Richard Schaefer, CEO of Golden Boy Promotions, said he didn’t think much of Malignaggi’s post-fight comments.
“I think he was speaking out of frustration,” Schaefer said.
With Floyd Mayweather, Jr. sitting ringside, Broner tried his best to live up to the billing as the next Mayweather by putting on a dazzling boxing performance in a world title match. He had the sizzle, but he couldn’t deliver the steak – the knockout.
“This was a tremendous win for me. Who’s doing it like me?” Broner said. “He hit all arms. He couldn’t hit me. He went straight to survival mode. He kept running and I cut him off.”
Broner (27-0, 22 KOs) had leaped two weight classes in order to grab his third world title in different divisions. It was a tall order, but one that Broner felt like he was more than able to deliver.
There had been so much verbal nastiness going back and forth in the lead up to the fight that you just wanted the two men to get into the ring so that they could stop talking.
That was wishful thinking because Broner kept up a steady dialogue throughout the fight, yelling, “You can’t hit me” for 12 rounds.
Malignaggi was fighting before a hometown crowd in Brooklyn and was the champion, but he had been installed as a huge underdog. Broner certainly wasn’t a fan favorite. He was booed when he was introduced before the match. That is the kind of villain treatment that he has invited and that he seems to relish.
Broner and his trainer, Mike Stafford, had vowed that Malignaggi was not going to make it beyond six rounds. They underestimated Malignaggi’s toughness and durability.
Broner seemed content to concede the first round to Malignaggi, who came out looking to land to the body. Broner covered up well and fired out quick jabs that found their mark when he decided to come out of his shell. Midway through the round, Broner got a warning from referee Benjy Esteves for hitting on the break.
Showing total disdain and disrespect for Malignaggi’s power, Broner stood right in front of him and walked forward even as Malignaggi was landing to the body. Every time Malignaggi would land, Broner would shake his head, indicating that the punches didn’t hurt. Late in the second round, while Malignaggi was bowed forward in a clinch, Broner shot his knee up to hit Malignaggi in the chin. He received a stern warning from Esteves for the MMA move.
Broner got down to the business of boxing in the third round.
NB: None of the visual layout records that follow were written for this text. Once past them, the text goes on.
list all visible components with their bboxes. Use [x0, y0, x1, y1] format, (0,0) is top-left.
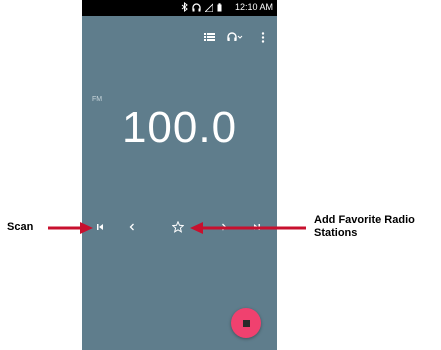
scan-arrow [48, 222, 93, 234]
battery-icon [217, 2, 222, 11]
signal-icon [205, 2, 213, 12]
stop-icon [242, 319, 250, 327]
bluetooth-icon [181, 2, 188, 12]
scan-icon[interactable] [95, 222, 105, 232]
previous-icon[interactable] [128, 222, 136, 232]
station-list-icon[interactable] [204, 32, 215, 42]
fm-radio-screen: 12:10 AM FM 100.0 [82, 0, 277, 350]
frequency-display: 100.0 [121, 103, 238, 152]
more-options-icon[interactable] [261, 32, 265, 43]
favorite-annotation-label: Add Favorite Radio Stations [314, 214, 415, 239]
headset-output-icon[interactable] [227, 32, 243, 42]
favorite-star-icon[interactable] [172, 221, 184, 233]
stop-radio-button[interactable] [231, 308, 261, 338]
favorite-arrow [190, 222, 306, 234]
band-label: FM [92, 96, 103, 103]
status-icons [181, 2, 222, 12]
scan-annotation-label: Scan [7, 221, 34, 233]
status-time: 12:10 AM [234, 2, 273, 12]
headphones-icon [192, 2, 201, 11]
app-bar [82, 28, 277, 50]
status-bar: 12:10 AM [82, 0, 277, 16]
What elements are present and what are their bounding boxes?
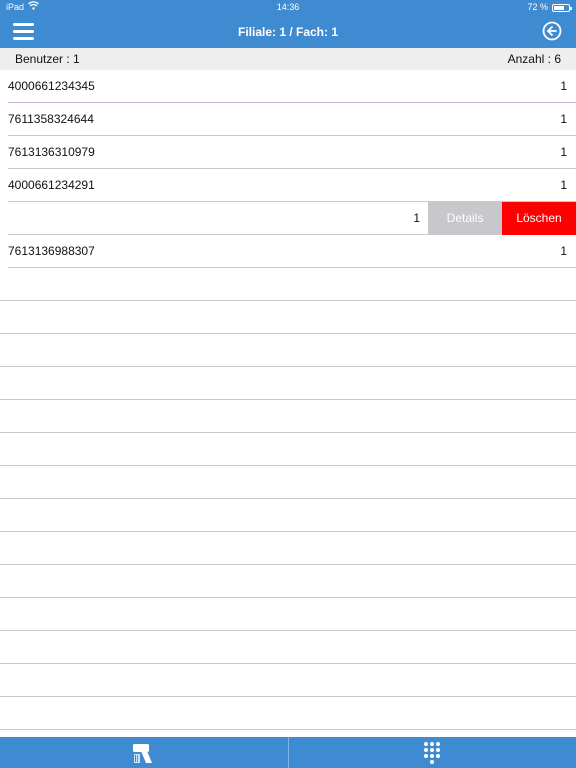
empty-row <box>0 268 576 301</box>
item-code: 7613136988307 <box>8 244 95 258</box>
empty-row <box>0 367 576 400</box>
empty-rows <box>0 268 576 730</box>
empty-row <box>0 664 576 697</box>
status-right: 72 % <box>527 0 572 15</box>
empty-row <box>0 598 576 631</box>
count-label: Anzahl : 6 <box>507 52 561 66</box>
list-item[interactable]: 7613136310979 1 <box>8 136 576 169</box>
item-qty: 1 <box>560 112 567 126</box>
top-bar: iPad 14:36 72 % Filiale: 1 / Fach: 1 <box>0 0 576 48</box>
list-item[interactable]: 4000661234291 1 <box>8 169 576 202</box>
list-item-swiped[interactable]: 1 Details Löschen <box>8 202 576 235</box>
item-code: 7611358324644 <box>8 112 94 126</box>
tab-scanner[interactable] <box>0 737 288 768</box>
list-item[interactable]: 7611358324644 1 <box>8 103 576 136</box>
status-bar: iPad 14:36 72 % <box>0 0 576 15</box>
list-item[interactable]: 7613136988307 1 <box>8 235 576 268</box>
empty-row <box>0 466 576 499</box>
tab-keypad[interactable] <box>287 737 576 768</box>
barcode-scanner-icon <box>132 744 152 763</box>
item-qty: 1 <box>413 211 420 225</box>
item-qty: 1 <box>560 178 567 192</box>
empty-row <box>0 499 576 532</box>
app-screen: iPad 14:36 72 % Filiale: 1 / Fach: 1 Ben… <box>0 0 576 768</box>
item-qty: 1 <box>560 79 567 93</box>
summary-bar: Benutzer : 1 Anzahl : 6 <box>0 48 576 70</box>
battery-percent: 72 % <box>527 2 548 12</box>
back-button[interactable] <box>542 21 562 41</box>
empty-row <box>0 631 576 664</box>
empty-row <box>0 400 576 433</box>
item-list: 4000661234345 1 7611358324644 1 76131363… <box>0 70 576 268</box>
empty-row <box>0 532 576 565</box>
delete-button[interactable]: Löschen <box>502 202 576 235</box>
empty-row <box>0 433 576 466</box>
empty-row <box>0 697 576 730</box>
item-code: 7613136310979 <box>8 145 95 159</box>
status-time: 14:36 <box>276 2 300 12</box>
details-button[interactable]: Details <box>428 202 502 235</box>
page-title: Filiale: 1 / Fach: 1 <box>237 25 339 39</box>
item-qty: 1 <box>560 244 567 258</box>
user-label: Benutzer : 1 <box>15 52 80 66</box>
list-item[interactable]: 4000661234345 1 <box>8 70 576 103</box>
empty-row <box>0 301 576 334</box>
keypad-icon <box>424 742 441 764</box>
item-code: 4000661234291 <box>8 178 95 192</box>
battery-icon <box>552 3 572 12</box>
tab-bar <box>0 737 576 768</box>
back-arrow-circle-icon <box>542 21 562 41</box>
battery-fill <box>554 5 564 10</box>
empty-row <box>0 334 576 367</box>
empty-row <box>0 565 576 598</box>
item-code: 4000661234345 <box>8 79 95 93</box>
item-qty: 1 <box>560 145 567 159</box>
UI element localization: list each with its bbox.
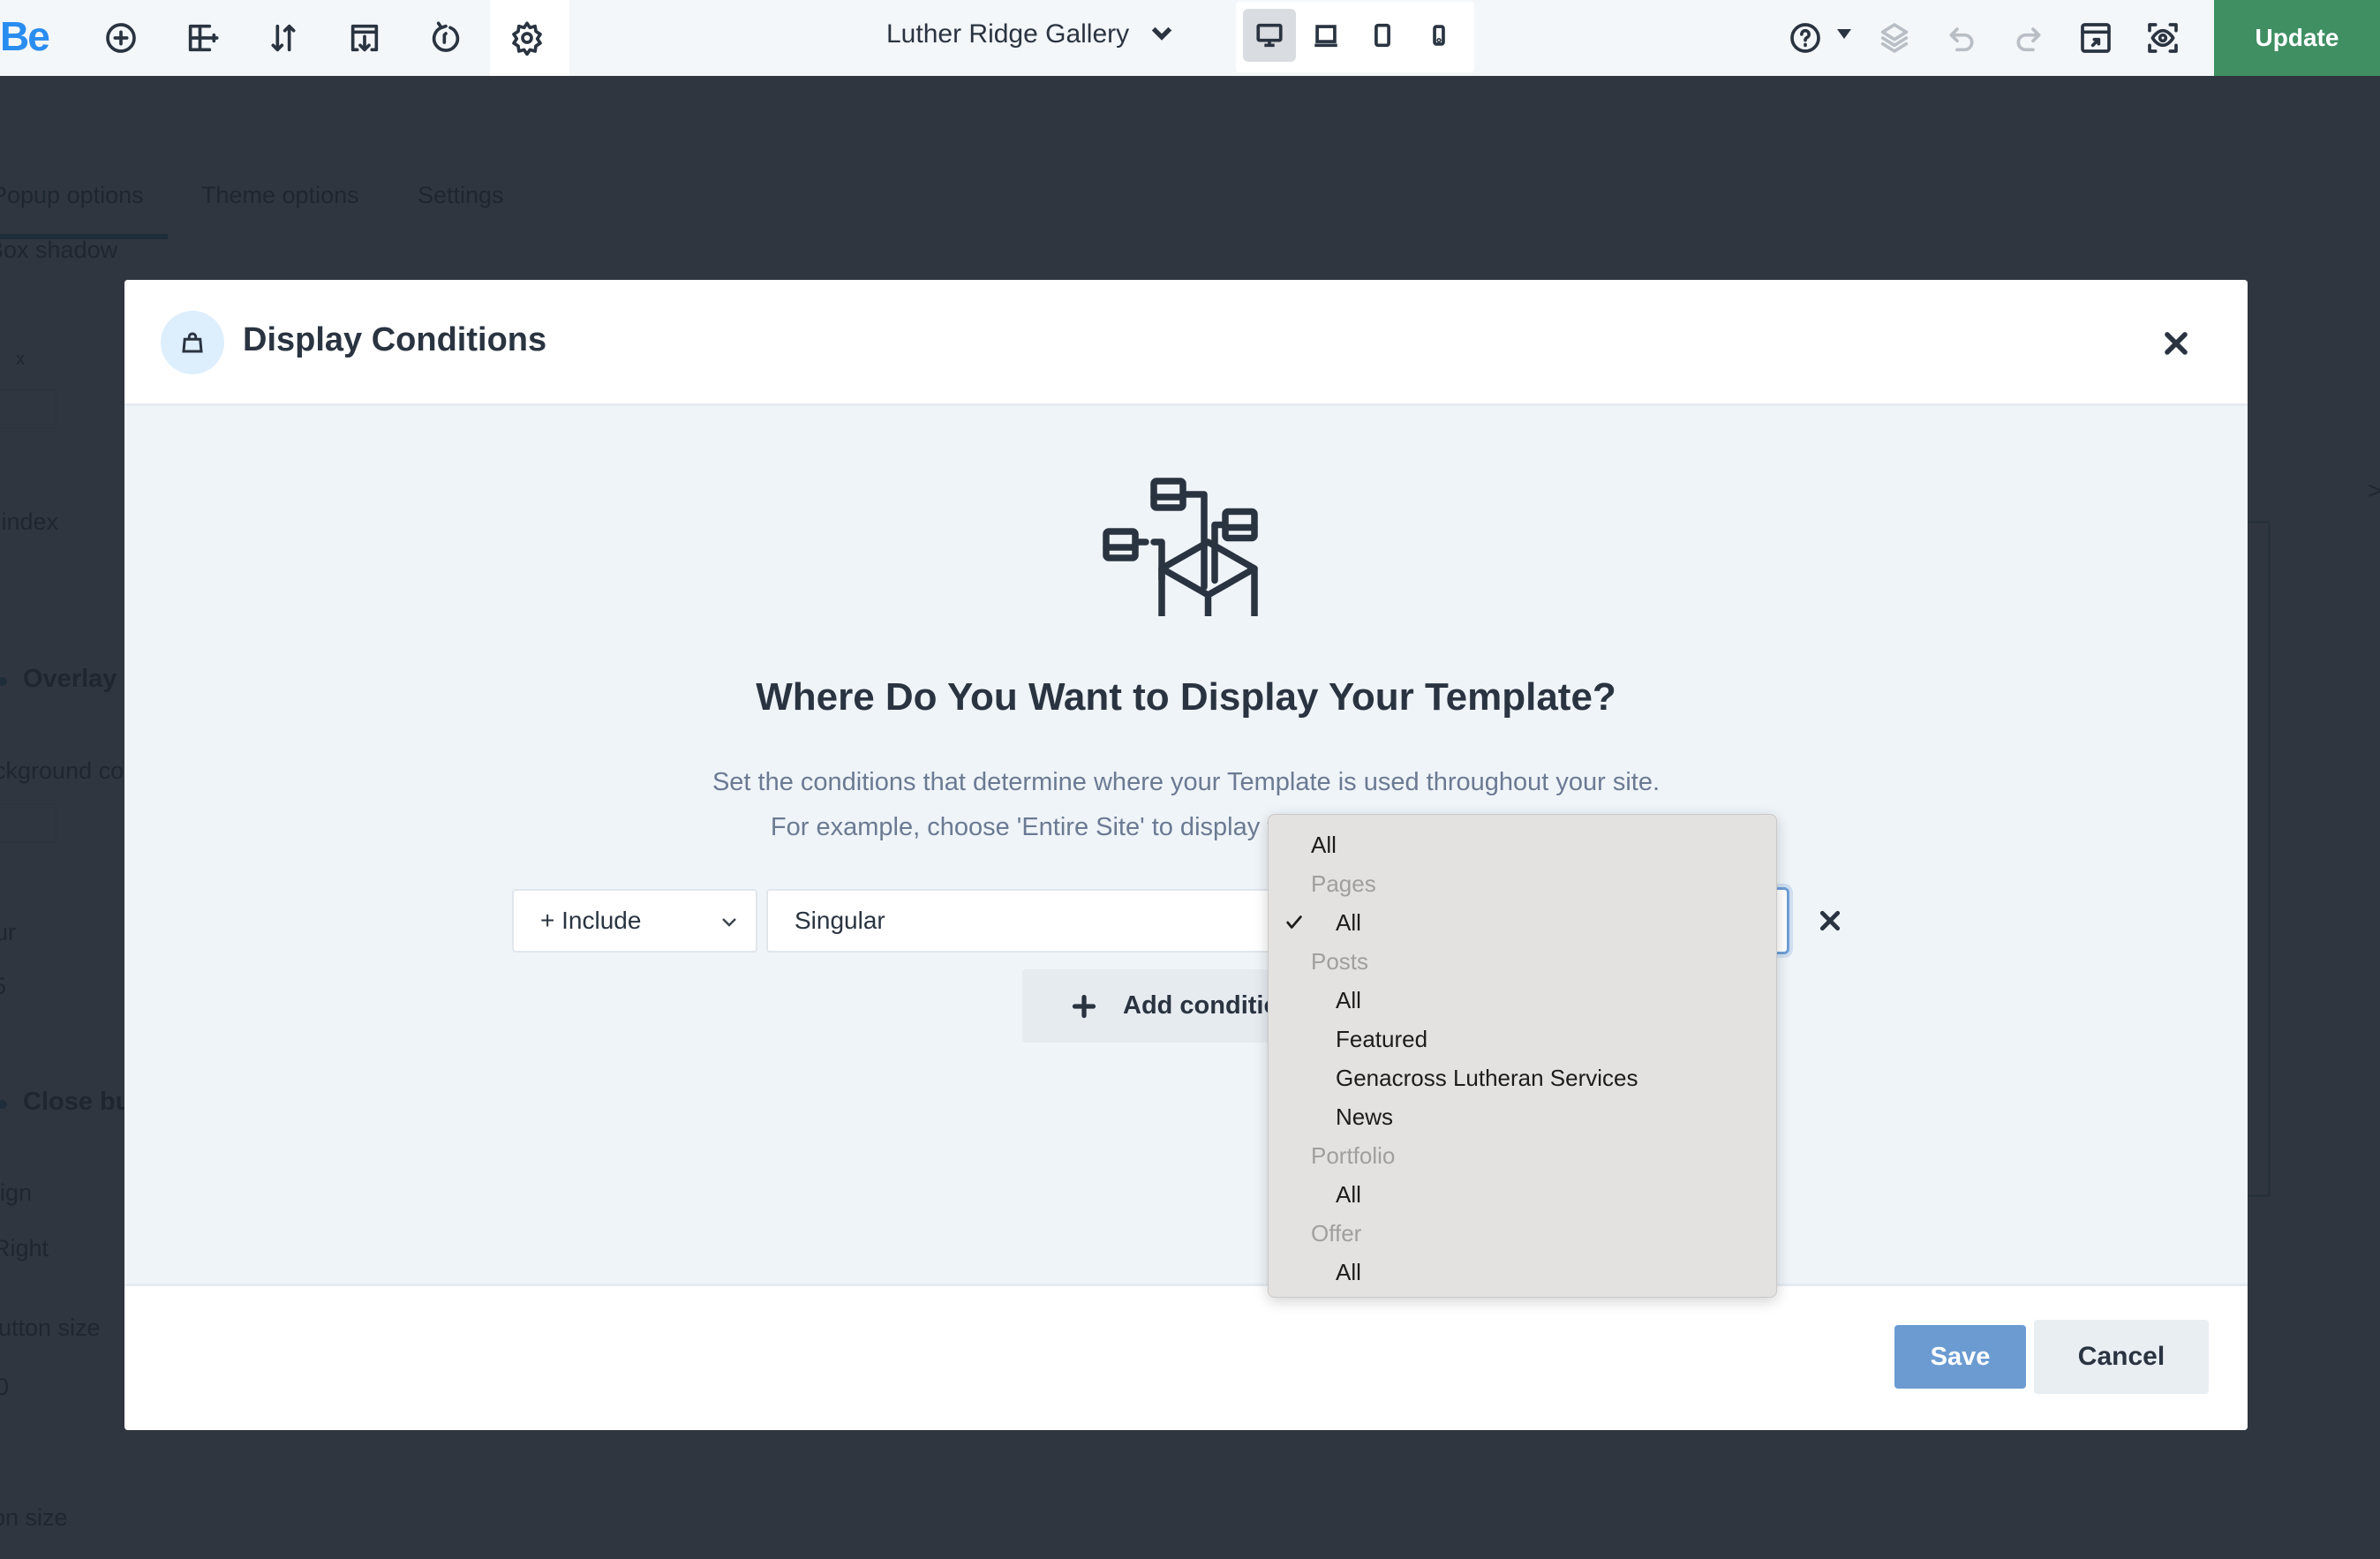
modal-body: Where Do You Want to Display Your Templa…: [124, 406, 2248, 1284]
modal-footer: Save Cancel: [124, 1284, 2248, 1430]
cancel-button[interactable]: Cancel: [2034, 1320, 2209, 1394]
add-element-icon[interactable]: [99, 16, 143, 60]
help-menu-caret-icon[interactable]: [1837, 29, 1851, 39]
z-index-label: Z-index: [0, 508, 59, 535]
device-tablet-button[interactable]: [1356, 9, 1409, 62]
close-button-toggle-dot[interactable]: [0, 1100, 7, 1109]
canvas-frame: [2248, 521, 2271, 1197]
modal-description-line2: For example, choose 'Entire Site' to dis…: [770, 813, 1602, 841]
site-switcher-chevron-icon[interactable]: [1148, 19, 1183, 55]
condition-type-value: + Include: [540, 907, 642, 934]
eye-preview-icon[interactable]: [2141, 16, 2185, 60]
condition-scope-value: Singular: [795, 907, 885, 934]
x-label: x: [16, 350, 25, 369]
dropdown-option[interactable]: All: [1269, 1175, 1776, 1214]
modal-title: Display Conditions: [243, 321, 547, 358]
dropdown-option[interactable]: News: [1269, 1097, 1776, 1136]
dropdown-item-label: Genacross Lutheran Services: [1336, 1065, 1638, 1091]
device-laptop-button[interactable]: [1299, 9, 1352, 62]
dropdown-item-label: All: [1311, 832, 1337, 858]
overlay-heading[interactable]: Overlay: [23, 665, 117, 694]
dropdown-option[interactable]: All: [1269, 1253, 1776, 1292]
dropdown-item-label: Offer: [1311, 1220, 1362, 1246]
history-icon[interactable]: [424, 16, 468, 60]
help-icon[interactable]: [1783, 16, 1827, 60]
dropdown-item-label: Portfolio: [1311, 1142, 1396, 1169]
shopping-bag-icon: [182, 332, 203, 353]
align-label: Align: [0, 1179, 33, 1206]
preview-window-icon[interactable]: [2074, 16, 2118, 60]
close-icon: [2165, 332, 2188, 355]
dropdown-option[interactable]: All: [1269, 981, 1776, 1020]
laptop-icon: [1314, 25, 1337, 48]
dropdown-group-label: Portfolio: [1269, 1136, 1776, 1175]
mobile-icon: [1433, 25, 1445, 46]
dropdown-group-label: Posts: [1269, 942, 1776, 981]
button-size-value[interactable]: 30: [0, 1374, 9, 1401]
condition-sub-dropdown-list: All Pages All Posts All Featured Genacross Lut…: [1268, 814, 1777, 1298]
conditions-illustration-icon: [1101, 471, 1260, 649]
redo-icon[interactable]: [2007, 16, 2051, 60]
desktop-icon: [1256, 23, 1283, 48]
site-title[interactable]: Luther Ridge Gallery: [886, 19, 1129, 49]
plus-icon: [1072, 994, 1096, 1019]
top-toolbar: Be Luther Ridge Gallery Update: [0, 0, 2380, 76]
layers-icon[interactable]: [1872, 16, 1917, 60]
button-size-label: Button size: [0, 1314, 101, 1341]
update-button[interactable]: Update: [2214, 0, 2380, 76]
dropdown-item-label: Featured: [1336, 1026, 1428, 1052]
overlay-toggle-dot[interactable]: [0, 677, 7, 686]
device-mobile-button[interactable]: [1412, 9, 1465, 62]
dropdown-item-label: News: [1336, 1103, 1394, 1130]
save-button[interactable]: Save: [1894, 1325, 2026, 1389]
dropdown-option[interactable]: Featured: [1269, 1020, 1776, 1058]
dropdown-option[interactable]: All: [1269, 825, 1776, 864]
dropdown-option[interactable]: Genacross Lutheran Services: [1269, 1058, 1776, 1097]
dropdown-group-label: Pages: [1269, 864, 1776, 903]
dropdown-option[interactable]: All: [1269, 903, 1776, 942]
app-logo[interactable]: Be: [0, 12, 50, 60]
remove-condition-button[interactable]: [1811, 901, 1849, 940]
settings-gear-icon[interactable]: [505, 16, 549, 60]
template-download-icon[interactable]: [343, 16, 387, 60]
condition-type-select[interactable]: + Include: [512, 889, 757, 953]
close-icon: [1819, 910, 1841, 931]
device-desktop-button[interactable]: [1243, 9, 1296, 62]
modal-heading: Where Do You Want to Display Your Templa…: [756, 675, 1616, 719]
blur-value[interactable]: 5: [0, 973, 6, 1000]
modal-header: Display Conditions: [124, 280, 2248, 406]
blur-label: Blur: [0, 919, 17, 945]
close-modal-button[interactable]: [2157, 324, 2195, 363]
box-shadow-label: Box shadow: [0, 237, 118, 263]
checkmark-icon: [1284, 903, 1307, 942]
tab-theme-options[interactable]: Theme options: [201, 182, 359, 209]
dropdown-item-label: All: [1336, 1259, 1361, 1285]
tab-settings[interactable]: Settings: [418, 182, 504, 209]
dropdown-item-label: Pages: [1311, 870, 1376, 897]
display-conditions-modal: Display Conditions Where Do You Want to …: [124, 280, 2248, 1430]
condition-row: + Include Singular: [124, 887, 2248, 954]
header-badge: [161, 311, 224, 374]
align-value[interactable]: Right: [0, 1235, 49, 1262]
tablet-icon: [1375, 23, 1390, 48]
tab-popup-options[interactable]: Popup options: [0, 182, 144, 209]
dropdown-item-label: All: [1336, 1181, 1361, 1208]
dropdown-item-label: All: [1336, 909, 1361, 936]
dropdown-item-label: All: [1336, 987, 1361, 1013]
dropdown-group-label: Offer: [1269, 1214, 1776, 1253]
modal-description-line1: Set the conditions that determine where …: [712, 768, 1661, 796]
sort-icon[interactable]: [261, 16, 305, 60]
device-switcher: [1236, 2, 1474, 72]
add-section-icon[interactable]: [180, 16, 224, 60]
chevron-down-icon: [719, 910, 740, 931]
overlay-color-field[interactable]: [0, 803, 56, 843]
undo-icon[interactable]: [1939, 16, 1984, 60]
shadow-color-field[interactable]: [0, 389, 56, 429]
panel-expand-arrow-icon[interactable]: >: [2368, 477, 2380, 505]
icon-size-label: Icon size: [0, 1504, 68, 1531]
dropdown-item-label: Posts: [1311, 948, 1369, 975]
He begin to use his speed and quickness to open up his awry of punches – jabs, straight rights, overhand rights, left hooks – all of them finding their mark on Malignaggi’s face. Malignaggi got in some shots, but they weren’t effective, especially against a boxer who had no respect for his power.
The remainder of the fight settled into a steady drumbeat of Broner’s lightning quick punches thudding off of Malignaggi’s skull and ribcage. It didn’t matter what Malignaggi threw, none of it was having any impact in slowing Broner from pressing forward.
While Malignaggi was getting tagged by Broner, he wasn’t taking the kind of beating that he had suffered at the hands of Miguel Cotto, who fractured an orbital bone in his face, Ricky Hatton or Amir Khan. That suggested that while Broner does have speed and power, he doesn’t have welterweight power – yet.
The fight also made you curious how Broner would fare against some of the heavy hitters at 140 pounds like Lucas Matthysse. That is where the mind wanders when a match drifts into the “what’s-the-point?” zone.
Of course Malignaggi thought he won the fight.
Malignaggi said if he doesn’t get a rematch he’s going to quit boxing and concentrate on his broadcasting career with Showtime.